I have a long disagreement with people who think that looking for a psychological “cause” to a heinous act is somehow making excuses for the perpetrator. I say we’re all crazy, in one way or another, and our first moral responsibility is to deal with our own craziness. People who turn to violence or some kind of self-destruction, like drugs, as a reaction to their psychological flaws (short of psychosis) are not “excused.”

The real cop-out is to explain heinous acts the way Brooks does, by filing them under “evil.” Evil, to Brooks, is an inherent quality that some people have and others don’t, or maybe it’s an infection, like a virus. Brooks writes,

The conversation in the first few days after the massacre was well intentioned, but it suggested a willful flight from reality. It ignored the fact that the war narrative of the struggle against Islam is the central feature of American foreign policy. It ignored the fact that this narrative can be embraced by a self-radicalizing individual in the U.S. as much as by groups in Tehran, Gaza or Kandahar.

It denied, before the evidence was in, the possibility of evil. It sought to reduce a heinous act to social maladjustment. It wasn’t the reaction of a morally or politically serious nation.

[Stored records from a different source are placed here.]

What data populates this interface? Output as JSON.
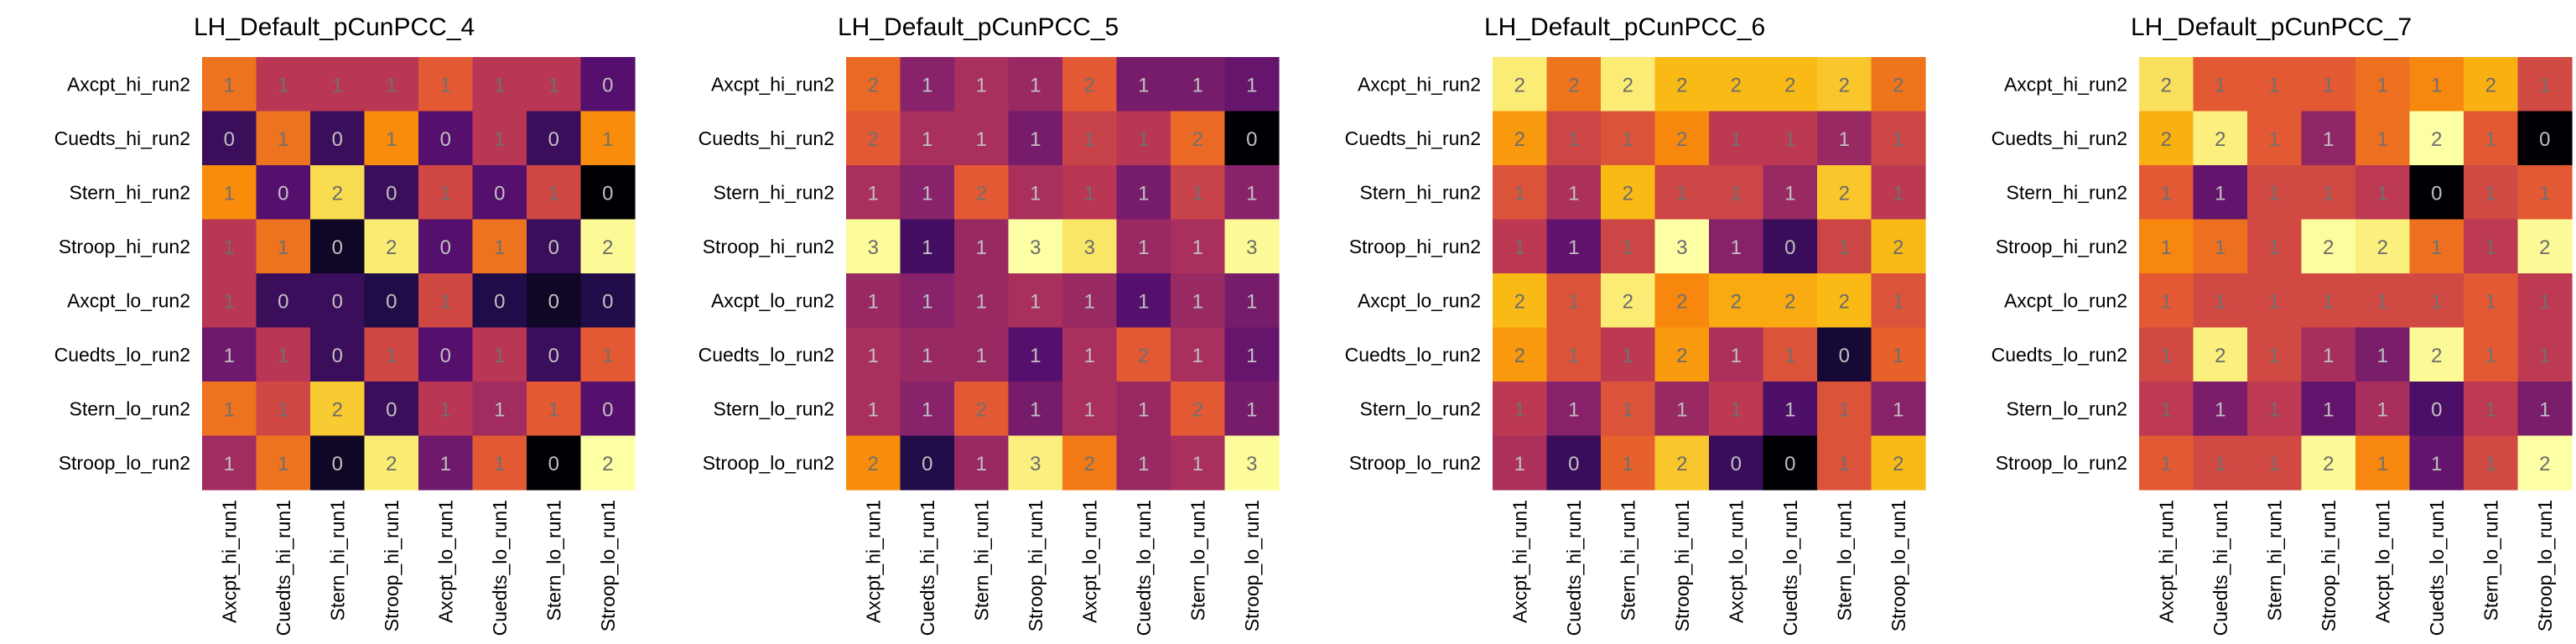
{
  "chart_data": [
    {
      "type": "heatmap",
      "title": "LH_Default_pCunPCC_4",
      "row_labels": [
        "Axcpt_hi_run2",
        "Cuedts_hi_run2",
        "Stern_hi_run2",
        "Stroop_hi_run2",
        "Axcpt_lo_run2",
        "Cuedts_lo_run2",
        "Stern_lo_run2",
        "Stroop_lo_run2"
      ],
      "col_labels": [
        "Axcpt_hi_run1",
        "Cuedts_hi_run1",
        "Stern_hi_run1",
        "Stroop_hi_run1",
        "Axcpt_lo_run1",
        "Cuedts_lo_run1",
        "Stern_lo_run1",
        "Stroop_lo_run1"
      ],
      "values": [
        [
          1.1,
          0.8,
          0.8,
          0.8,
          1.0,
          0.8,
          0.8,
          0.4
        ],
        [
          0.3,
          1.1,
          0.3,
          1.2,
          0.4,
          0.8,
          0.3,
          1.2
        ],
        [
          1.2,
          0.4,
          1.6,
          0.3,
          0.9,
          0.4,
          0.9,
          0.0
        ],
        [
          0.8,
          1.1,
          0.1,
          1.7,
          0.4,
          1.1,
          0.3,
          1.8
        ],
        [
          0.8,
          0.3,
          0.3,
          0.2,
          0.9,
          0.2,
          0.1,
          0.2
        ],
        [
          0.5,
          0.8,
          0.3,
          0.9,
          0.4,
          0.8,
          0.3,
          1.0
        ],
        [
          1.1,
          0.9,
          1.5,
          0.3,
          0.8,
          0.7,
          1.0,
          0.4
        ],
        [
          0.7,
          1.1,
          0.1,
          1.7,
          0.5,
          1.0,
          0.0,
          2.0
        ]
      ]
    },
    {
      "type": "heatmap",
      "title": "LH_Default_pCunPCC_5",
      "row_labels": [
        "Axcpt_hi_run2",
        "Cuedts_hi_run2",
        "Stern_hi_run2",
        "Stroop_hi_run2",
        "Axcpt_lo_run2",
        "Cuedts_lo_run2",
        "Stern_lo_run2",
        "Stroop_lo_run2"
      ],
      "col_labels": [
        "Axcpt_hi_run1",
        "Cuedts_hi_run1",
        "Stern_hi_run1",
        "Stroop_hi_run1",
        "Axcpt_lo_run1",
        "Cuedts_lo_run1",
        "Stern_lo_run1",
        "Stroop_lo_run1"
      ],
      "values": [
        [
          1.6,
          0.9,
          1.1,
          1.0,
          1.5,
          0.8,
          0.8,
          0.7
        ],
        [
          1.5,
          1.1,
          1.1,
          0.8,
          1.3,
          1.2,
          1.6,
          0.0
        ],
        [
          1.1,
          0.9,
          1.5,
          1.1,
          1.2,
          0.8,
          1.3,
          0.9
        ],
        [
          2.8,
          0.5,
          1.0,
          3.0,
          2.5,
          1.0,
          1.1,
          2.7
        ],
        [
          1.0,
          0.9,
          1.0,
          1.1,
          1.0,
          0.6,
          1.0,
          0.8
        ],
        [
          1.1,
          1.0,
          1.0,
          0.6,
          1.1,
          1.5,
          1.1,
          0.7
        ],
        [
          1.1,
          0.9,
          1.5,
          0.8,
          1.1,
          1.0,
          1.5,
          0.8
        ],
        [
          1.8,
          0.3,
          1.0,
          2.6,
          1.7,
          1.0,
          1.1,
          2.8
        ]
      ]
    },
    {
      "type": "heatmap",
      "title": "LH_Default_pCunPCC_6",
      "row_labels": [
        "Axcpt_hi_run2",
        "Cuedts_hi_run2",
        "Stern_hi_run2",
        "Stroop_hi_run2",
        "Axcpt_lo_run2",
        "Cuedts_lo_run2",
        "Stern_lo_run2",
        "Stroop_lo_run2"
      ],
      "col_labels": [
        "Axcpt_hi_run1",
        "Cuedts_hi_run1",
        "Stern_hi_run1",
        "Stroop_hi_run1",
        "Axcpt_lo_run1",
        "Cuedts_lo_run1",
        "Stern_lo_run1",
        "Stroop_lo_run1"
      ],
      "values": [
        [
          2.3,
          1.5,
          2.3,
          1.9,
          1.9,
          1.9,
          2.0,
          1.5
        ],
        [
          1.7,
          1.2,
          1.3,
          1.6,
          1.1,
          1.1,
          0.9,
          1.2
        ],
        [
          1.3,
          1.0,
          1.9,
          1.2,
          1.2,
          0.9,
          2.0,
          1.1
        ],
        [
          1.1,
          0.6,
          1.2,
          2.7,
          0.8,
          0.4,
          1.2,
          1.9
        ],
        [
          1.9,
          1.3,
          2.3,
          1.6,
          1.8,
          1.8,
          1.9,
          1.3
        ],
        [
          1.7,
          1.3,
          1.1,
          1.7,
          1.0,
          1.3,
          0.2,
          1.4
        ],
        [
          1.1,
          0.8,
          1.3,
          0.9,
          1.1,
          0.5,
          1.3,
          0.8
        ],
        [
          1.0,
          0.4,
          1.4,
          2.0,
          0.4,
          0.0,
          1.3,
          1.9
        ]
      ]
    },
    {
      "type": "heatmap",
      "title": "LH_Default_pCunPCC_7",
      "row_labels": [
        "Axcpt_hi_run2",
        "Cuedts_hi_run2",
        "Stern_hi_run2",
        "Stroop_hi_run2",
        "Axcpt_lo_run2",
        "Cuedts_lo_run2",
        "Stern_lo_run2",
        "Stroop_lo_run2"
      ],
      "col_labels": [
        "Axcpt_hi_run1",
        "Cuedts_hi_run1",
        "Stern_hi_run1",
        "Stroop_hi_run1",
        "Axcpt_lo_run1",
        "Cuedts_lo_run1",
        "Stern_lo_run1",
        "Stroop_lo_run1"
      ],
      "values": [
        [
          1.8,
          1.1,
          1.1,
          1.1,
          1.2,
          1.3,
          1.5,
          1.0
        ],
        [
          1.5,
          1.9,
          1.1,
          0.7,
          1.2,
          2.2,
          1.1,
          0.0
        ],
        [
          1.1,
          0.5,
          1.0,
          1.0,
          0.9,
          0.0,
          1.0,
          1.1
        ],
        [
          1.3,
          1.2,
          1.0,
          2.1,
          1.9,
          1.2,
          0.9,
          2.0
        ],
        [
          1.1,
          1.0,
          1.0,
          1.0,
          1.0,
          1.0,
          1.1,
          0.9
        ],
        [
          1.0,
          1.9,
          1.0,
          0.8,
          0.6,
          2.0,
          1.1,
          0.9
        ],
        [
          0.9,
          0.6,
          0.9,
          0.5,
          0.8,
          0.4,
          0.9,
          0.6
        ],
        [
          1.1,
          1.0,
          1.0,
          2.0,
          1.3,
          0.5,
          1.0,
          2.2
        ]
      ]
    }
  ]
}
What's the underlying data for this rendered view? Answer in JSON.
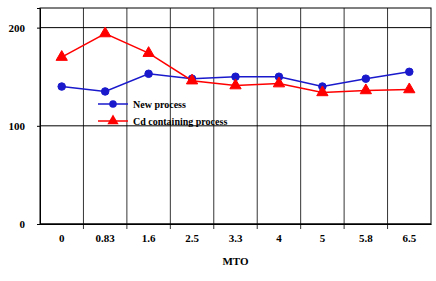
{
  "chart_data": {
    "type": "line",
    "x_label": "MTO",
    "categories": [
      "0",
      "0.83",
      "1.6",
      "2.5",
      "3.3",
      "4",
      "5",
      "5.8",
      "6.5"
    ],
    "series": [
      {
        "name": "New process",
        "color": "#1a1acc",
        "marker": "circle",
        "values": [
          140,
          135,
          153,
          148,
          150,
          150,
          140,
          148,
          155
        ]
      },
      {
        "name": "Cd containing process",
        "color": "#ff0000",
        "marker": "triangle",
        "values": [
          170,
          194,
          174,
          146,
          141,
          143,
          134,
          136,
          137
        ]
      }
    ],
    "ylim": [
      0,
      220
    ],
    "yticks": [
      0,
      100,
      200
    ],
    "grid": true,
    "legend": "left"
  }
}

What Brooks doesn’t seem to grasp is that “evil” is not separate from “social maladjustment,” emotional pain, fear, hate, anger, etc. What people call “evil” are acts committed by people who are allowing their maladjustments to jerk them around. Understanding that is not about “absolving” anyone, but about understanding ourselves. To simply blame “evil” is not morally or politically serious, just medieval.